Sure, I get that. But you guys have the whole thing where new statutes get stayed when they are challenged in court. So in this scenario where the Democrats pass a bill allowing them to appoint new justices, that new law gets challenged and reviewed before it goes into operation, right? So there wouldn't be any new appointments prior to the bill being found unconstitutional, unless I've misunderstood something.

Besides which, the law as it stands says it's 9 justices. So even if appointments get made, if the new law is overturned then you go back to that. So in a scenario where Alito/Roberts/Thomas were given "senior status" and new appointments were made, then the law gets found unconstitutional... then you have 12 justices and the law says there can only be 9. So the first most obvious thing is not to allow that circumstance to occur in the first place, and the second most obvious thing is to invalidate the new appointments made under an unconstitutional law.

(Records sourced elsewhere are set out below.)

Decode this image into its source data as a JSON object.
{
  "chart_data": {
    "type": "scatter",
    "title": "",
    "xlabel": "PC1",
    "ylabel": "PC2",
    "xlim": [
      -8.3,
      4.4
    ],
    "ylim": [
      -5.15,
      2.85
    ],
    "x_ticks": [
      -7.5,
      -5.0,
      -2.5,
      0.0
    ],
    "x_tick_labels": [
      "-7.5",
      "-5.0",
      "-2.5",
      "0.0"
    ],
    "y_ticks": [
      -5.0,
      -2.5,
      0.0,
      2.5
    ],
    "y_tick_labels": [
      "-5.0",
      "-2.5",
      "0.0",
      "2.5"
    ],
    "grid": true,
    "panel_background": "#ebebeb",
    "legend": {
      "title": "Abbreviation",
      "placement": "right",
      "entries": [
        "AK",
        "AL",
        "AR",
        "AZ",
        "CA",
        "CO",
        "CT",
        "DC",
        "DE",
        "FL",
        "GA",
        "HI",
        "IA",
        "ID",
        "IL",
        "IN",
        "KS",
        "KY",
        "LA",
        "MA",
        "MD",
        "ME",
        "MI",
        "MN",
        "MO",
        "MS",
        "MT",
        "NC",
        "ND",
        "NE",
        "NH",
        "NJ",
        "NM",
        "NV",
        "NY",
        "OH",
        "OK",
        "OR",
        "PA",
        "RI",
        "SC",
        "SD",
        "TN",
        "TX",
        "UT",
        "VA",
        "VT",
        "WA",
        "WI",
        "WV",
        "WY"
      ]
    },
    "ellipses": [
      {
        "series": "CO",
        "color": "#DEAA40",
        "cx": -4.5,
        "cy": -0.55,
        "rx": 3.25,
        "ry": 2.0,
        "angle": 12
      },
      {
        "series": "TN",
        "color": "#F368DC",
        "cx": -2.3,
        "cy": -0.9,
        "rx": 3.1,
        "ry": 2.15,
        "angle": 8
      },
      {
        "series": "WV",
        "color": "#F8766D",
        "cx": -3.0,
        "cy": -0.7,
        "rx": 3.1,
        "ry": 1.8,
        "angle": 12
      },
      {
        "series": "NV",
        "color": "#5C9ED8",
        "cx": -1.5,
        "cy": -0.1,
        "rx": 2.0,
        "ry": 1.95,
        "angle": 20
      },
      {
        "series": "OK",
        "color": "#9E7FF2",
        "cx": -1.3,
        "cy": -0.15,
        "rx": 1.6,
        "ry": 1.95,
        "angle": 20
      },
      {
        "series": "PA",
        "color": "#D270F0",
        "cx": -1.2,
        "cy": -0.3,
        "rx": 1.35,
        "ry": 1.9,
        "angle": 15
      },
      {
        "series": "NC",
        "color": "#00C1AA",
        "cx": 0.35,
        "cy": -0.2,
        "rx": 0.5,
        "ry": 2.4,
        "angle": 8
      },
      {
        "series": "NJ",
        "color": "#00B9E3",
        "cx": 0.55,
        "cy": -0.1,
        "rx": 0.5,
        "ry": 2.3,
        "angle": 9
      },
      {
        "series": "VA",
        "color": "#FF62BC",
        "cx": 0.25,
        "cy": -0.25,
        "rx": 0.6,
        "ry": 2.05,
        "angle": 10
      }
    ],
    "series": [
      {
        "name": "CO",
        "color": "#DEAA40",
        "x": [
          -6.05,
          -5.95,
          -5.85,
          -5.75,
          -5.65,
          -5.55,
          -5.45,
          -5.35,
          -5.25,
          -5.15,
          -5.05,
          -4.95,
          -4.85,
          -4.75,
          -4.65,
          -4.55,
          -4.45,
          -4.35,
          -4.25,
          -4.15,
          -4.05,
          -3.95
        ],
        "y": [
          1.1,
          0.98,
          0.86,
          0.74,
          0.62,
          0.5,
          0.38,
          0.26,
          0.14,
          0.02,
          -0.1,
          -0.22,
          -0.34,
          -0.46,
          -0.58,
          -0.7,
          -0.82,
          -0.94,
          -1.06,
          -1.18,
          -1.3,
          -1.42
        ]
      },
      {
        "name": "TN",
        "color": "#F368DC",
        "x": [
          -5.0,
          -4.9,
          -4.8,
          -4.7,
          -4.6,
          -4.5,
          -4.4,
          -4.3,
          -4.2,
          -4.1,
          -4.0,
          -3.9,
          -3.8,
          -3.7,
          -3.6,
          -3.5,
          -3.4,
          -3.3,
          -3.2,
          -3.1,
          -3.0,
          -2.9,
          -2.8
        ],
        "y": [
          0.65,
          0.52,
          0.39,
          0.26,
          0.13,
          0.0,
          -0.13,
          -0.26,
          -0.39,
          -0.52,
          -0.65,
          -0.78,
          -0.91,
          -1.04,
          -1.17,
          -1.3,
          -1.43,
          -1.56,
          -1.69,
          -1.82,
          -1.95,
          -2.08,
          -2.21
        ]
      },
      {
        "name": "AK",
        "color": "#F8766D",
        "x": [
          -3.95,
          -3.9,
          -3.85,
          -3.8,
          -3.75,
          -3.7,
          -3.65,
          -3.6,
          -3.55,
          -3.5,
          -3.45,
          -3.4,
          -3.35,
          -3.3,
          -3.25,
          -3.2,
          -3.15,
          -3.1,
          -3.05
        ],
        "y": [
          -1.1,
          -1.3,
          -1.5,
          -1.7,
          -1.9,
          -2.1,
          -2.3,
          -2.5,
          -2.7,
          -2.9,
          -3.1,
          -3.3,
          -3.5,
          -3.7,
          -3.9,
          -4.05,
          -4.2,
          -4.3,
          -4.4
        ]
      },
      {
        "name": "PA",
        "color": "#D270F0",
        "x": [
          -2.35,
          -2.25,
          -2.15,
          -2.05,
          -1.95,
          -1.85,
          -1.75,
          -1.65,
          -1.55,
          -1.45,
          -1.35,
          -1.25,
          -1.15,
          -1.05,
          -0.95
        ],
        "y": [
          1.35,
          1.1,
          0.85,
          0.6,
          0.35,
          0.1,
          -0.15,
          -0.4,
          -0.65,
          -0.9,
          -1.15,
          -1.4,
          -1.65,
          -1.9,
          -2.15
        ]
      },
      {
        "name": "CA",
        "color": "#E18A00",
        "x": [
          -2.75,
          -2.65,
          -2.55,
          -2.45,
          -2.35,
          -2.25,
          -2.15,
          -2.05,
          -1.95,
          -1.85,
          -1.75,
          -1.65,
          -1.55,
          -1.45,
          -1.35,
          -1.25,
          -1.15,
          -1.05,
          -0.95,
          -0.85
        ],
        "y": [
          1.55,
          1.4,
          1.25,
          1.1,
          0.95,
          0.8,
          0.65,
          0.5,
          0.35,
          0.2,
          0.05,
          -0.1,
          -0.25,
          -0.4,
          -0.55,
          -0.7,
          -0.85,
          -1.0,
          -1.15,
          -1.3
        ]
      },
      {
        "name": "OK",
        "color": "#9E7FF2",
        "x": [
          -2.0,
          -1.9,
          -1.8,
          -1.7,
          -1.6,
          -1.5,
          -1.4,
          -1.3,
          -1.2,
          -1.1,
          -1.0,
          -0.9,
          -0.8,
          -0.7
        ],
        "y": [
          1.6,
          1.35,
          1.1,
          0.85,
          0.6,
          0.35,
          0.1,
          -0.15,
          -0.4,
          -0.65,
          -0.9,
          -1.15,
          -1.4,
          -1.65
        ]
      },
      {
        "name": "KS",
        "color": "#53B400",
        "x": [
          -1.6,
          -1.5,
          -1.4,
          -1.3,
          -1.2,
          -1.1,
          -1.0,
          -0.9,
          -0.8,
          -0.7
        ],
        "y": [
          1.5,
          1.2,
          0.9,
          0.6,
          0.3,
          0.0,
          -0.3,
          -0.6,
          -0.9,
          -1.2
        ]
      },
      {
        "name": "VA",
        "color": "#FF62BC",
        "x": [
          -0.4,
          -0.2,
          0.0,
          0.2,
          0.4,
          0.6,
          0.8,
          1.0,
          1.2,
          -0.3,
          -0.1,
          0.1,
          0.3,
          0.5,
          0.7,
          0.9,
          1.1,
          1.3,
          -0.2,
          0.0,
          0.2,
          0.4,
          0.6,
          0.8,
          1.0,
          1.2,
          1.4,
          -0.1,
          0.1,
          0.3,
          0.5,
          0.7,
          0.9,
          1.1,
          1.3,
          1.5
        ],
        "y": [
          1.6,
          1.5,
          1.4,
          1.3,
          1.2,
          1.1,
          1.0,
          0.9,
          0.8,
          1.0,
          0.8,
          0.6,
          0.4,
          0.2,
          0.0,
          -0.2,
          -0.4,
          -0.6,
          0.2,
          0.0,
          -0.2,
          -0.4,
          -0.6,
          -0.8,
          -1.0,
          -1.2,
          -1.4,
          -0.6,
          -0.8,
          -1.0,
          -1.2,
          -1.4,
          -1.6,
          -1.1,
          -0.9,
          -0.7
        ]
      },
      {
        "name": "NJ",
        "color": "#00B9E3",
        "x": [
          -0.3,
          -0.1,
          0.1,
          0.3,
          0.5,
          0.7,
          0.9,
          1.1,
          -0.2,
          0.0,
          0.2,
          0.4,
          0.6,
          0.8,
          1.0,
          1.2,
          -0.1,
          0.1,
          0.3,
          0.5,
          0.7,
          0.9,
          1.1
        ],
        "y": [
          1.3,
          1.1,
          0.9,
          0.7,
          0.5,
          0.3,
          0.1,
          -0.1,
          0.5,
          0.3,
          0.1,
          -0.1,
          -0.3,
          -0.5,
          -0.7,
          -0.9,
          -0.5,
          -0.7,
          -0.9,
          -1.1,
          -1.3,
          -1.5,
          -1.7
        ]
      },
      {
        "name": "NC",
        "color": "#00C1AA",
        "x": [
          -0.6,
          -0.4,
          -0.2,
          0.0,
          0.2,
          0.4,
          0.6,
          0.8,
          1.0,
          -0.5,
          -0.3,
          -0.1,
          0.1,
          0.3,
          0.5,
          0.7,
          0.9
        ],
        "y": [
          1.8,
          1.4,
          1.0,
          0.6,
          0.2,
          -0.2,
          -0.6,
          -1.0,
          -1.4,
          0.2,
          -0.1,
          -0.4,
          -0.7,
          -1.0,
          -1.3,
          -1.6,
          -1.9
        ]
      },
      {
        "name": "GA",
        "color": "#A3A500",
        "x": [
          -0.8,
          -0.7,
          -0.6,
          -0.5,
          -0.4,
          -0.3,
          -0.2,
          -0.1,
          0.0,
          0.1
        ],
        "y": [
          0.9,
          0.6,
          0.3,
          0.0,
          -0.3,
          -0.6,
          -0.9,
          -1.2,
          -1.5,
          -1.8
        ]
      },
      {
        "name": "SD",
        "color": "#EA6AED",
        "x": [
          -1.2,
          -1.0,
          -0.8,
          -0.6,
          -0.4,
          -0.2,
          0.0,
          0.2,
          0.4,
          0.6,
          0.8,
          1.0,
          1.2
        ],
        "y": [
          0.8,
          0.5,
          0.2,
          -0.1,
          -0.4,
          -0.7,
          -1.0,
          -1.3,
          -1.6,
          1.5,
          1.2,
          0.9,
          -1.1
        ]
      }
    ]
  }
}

True, these are relevant details. My gut is that since appointments are a constitutionally provided thing, and the statute is merely federal law, they couldn't be stopped from appointing people, nor would their appointments be dependent on the validity of the statute. But I really don't know; good point about a stay.

Generally, when striking down laws, SCOTUS only strikes down the part that's unconstitutional. The hypothesized law would look something like this:

  1. The number of seats on SCOTUS is 9+N where N is the number of justices who've been there longer than 18 years.
  2. SCOTUS justices who've served longer than 18 years don't vote.

The point Felagund is making is that #2 would be struck down but #1 is not unconstitutional and would thus stay.

I guess that's possible, but it would depend on the technical language of the bill, which we don't have. It could also end up being written in a way where that potential outcome doesn't occur. And by the time it made its way through the judicial process it could end up being the President after next who first gets to use it. Seems a bit early to be declaring it an end-run around court-packing norms just yet.

Standing would be an issue

Surely Thomas, Alito, and Roberts would have standing.

Though of course they would need to recuse themselves from the case if it got to SCOTUS which creates its own complications.

The ones who would inherit the power vacuum caused by recusal would, by the same logic, need to recuse themselves, leaving nobody.